Relative homology can be represented by a homology of quotient space? $H_*(X,Y) = H_*(X/Y)$?

Question

Let $X,Y$ be topological spaces, and $Y \subset X$. Let $X/Y$ be the quotient space by the relation $x \sim y$ iff $x=y$ or $x,y \in Y$. Then $H_*(X,Y) = H_*(X/Y)$ is true or not? Similarly $\pi_*(X,Y) = \pi_*(X/Y)$ is true?

Answer 1

As pointed out in the comments it is not true that $\pi_*(X,Y)$ and $\pi_*(X/Y)$ are isomorphic. Take $(D^n,S^{n-1})$. Then $\pi_k(D^n,S^{n-1})\cong\pi_{k-1}S^{n-1}$, since $\pi_lD^n=0$ for all $l$. On the other hand $D^n/S^{n-1}\cong S^n$. Take $n=2$. Then $$\pi_3(D^2,S^1)\cong \pi_2S^1=0$$ whilst $$\pi_3S^2\cong\mathbb{Z}.$$

Things are better with homology, although there are still restrictions. If the inclusion $Y\subseteq X$ is a cofibration, then the quotient map induces an isomorphism $$H_n(X,Y)\cong H_n(X/Y,\ast)=\widetilde H_n(X/Y)$$ for all $n\geq0$. It is sufficient that $Y\subset X$ is a cofibration, although not strictly necessary. For instance let $X\subseteq\mathbb{R}^2$ be the comb space and $Y=\{(0,1)\}$. Then $Y\subseteq X$ is not a cofibration, although $H_*(X,Y)$ and $H_*(X/Y)$ vanish identically.

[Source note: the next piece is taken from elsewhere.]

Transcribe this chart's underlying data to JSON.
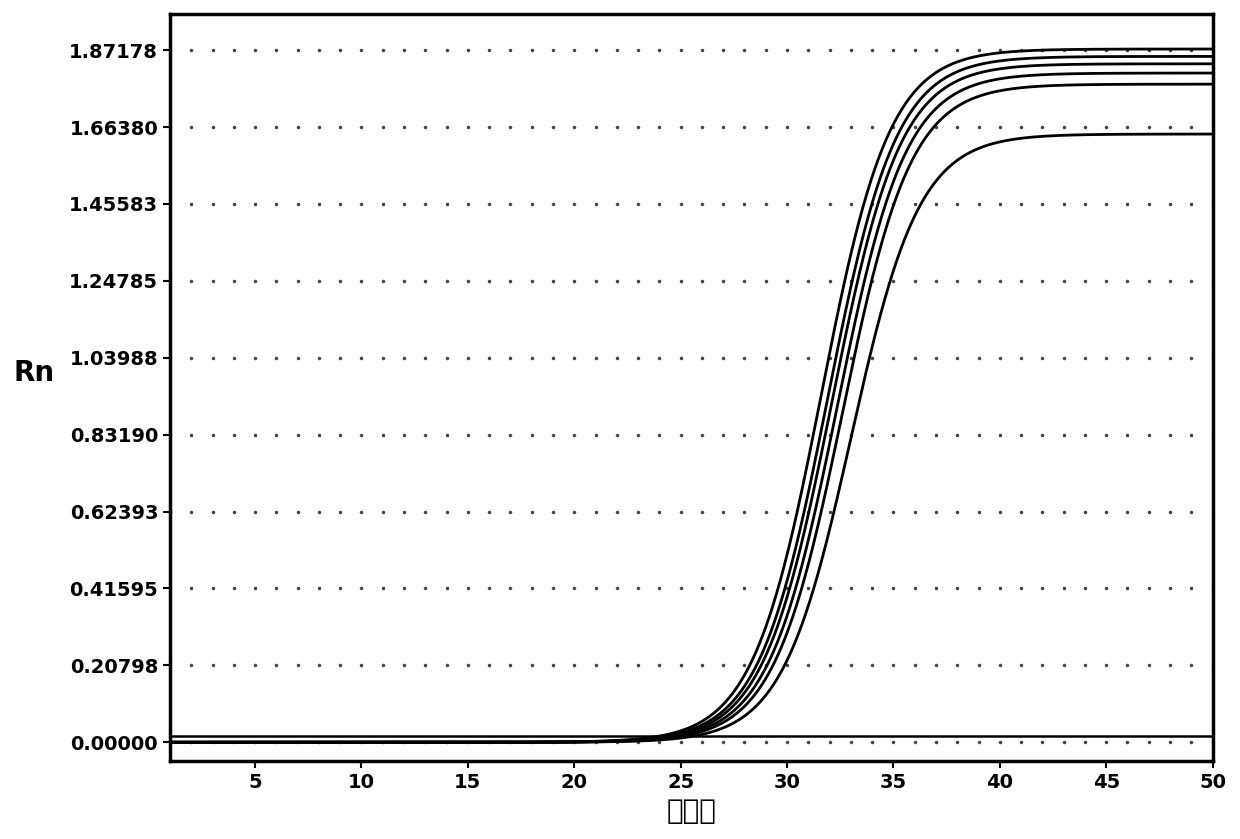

On the other hand, the isomorhism in question can fail horrendously. Let $$X=\{1/n\mid n\in\mathbb{N}\}\cup \{0\}\subseteq\mathbb{R}$$ and equip it with the base point $0$. Write $\Sigma X$ for the unreduced suspension of $X$ and $\widetilde\Sigma X$ for the reduced suspension of $X$ obtained as the quotient space $\widetilde\Sigma X=\Sigma X/\{0\}\times I$. Note that $\widetilde\Sigma X$ is the infamous Hawaiian Earring, aka the shrinking wedge of circles.

Then $\Sigma X$ is path connected and it is known that $\pi_1(\Sigma X)$ is free on a countable infinite set of generatators. Thus $H_1(\Sigma X)$ is free abelian on countably many generators. Since $\{0\}\times I$ is contractible, the long exact sequence for the pair $(\Sigma X,\{0\}\times I)$ gives rise to an isomorphism $$H_1(\Sigma X)\cong H_1(\Sigma X,\{0\}\times I).$$ On the other hand, the first singular homology of the Hawaiian Earing $H_1(\widetilde\Sigma X)$ contains an uncountable number of copies of $\mathbb{Q}$.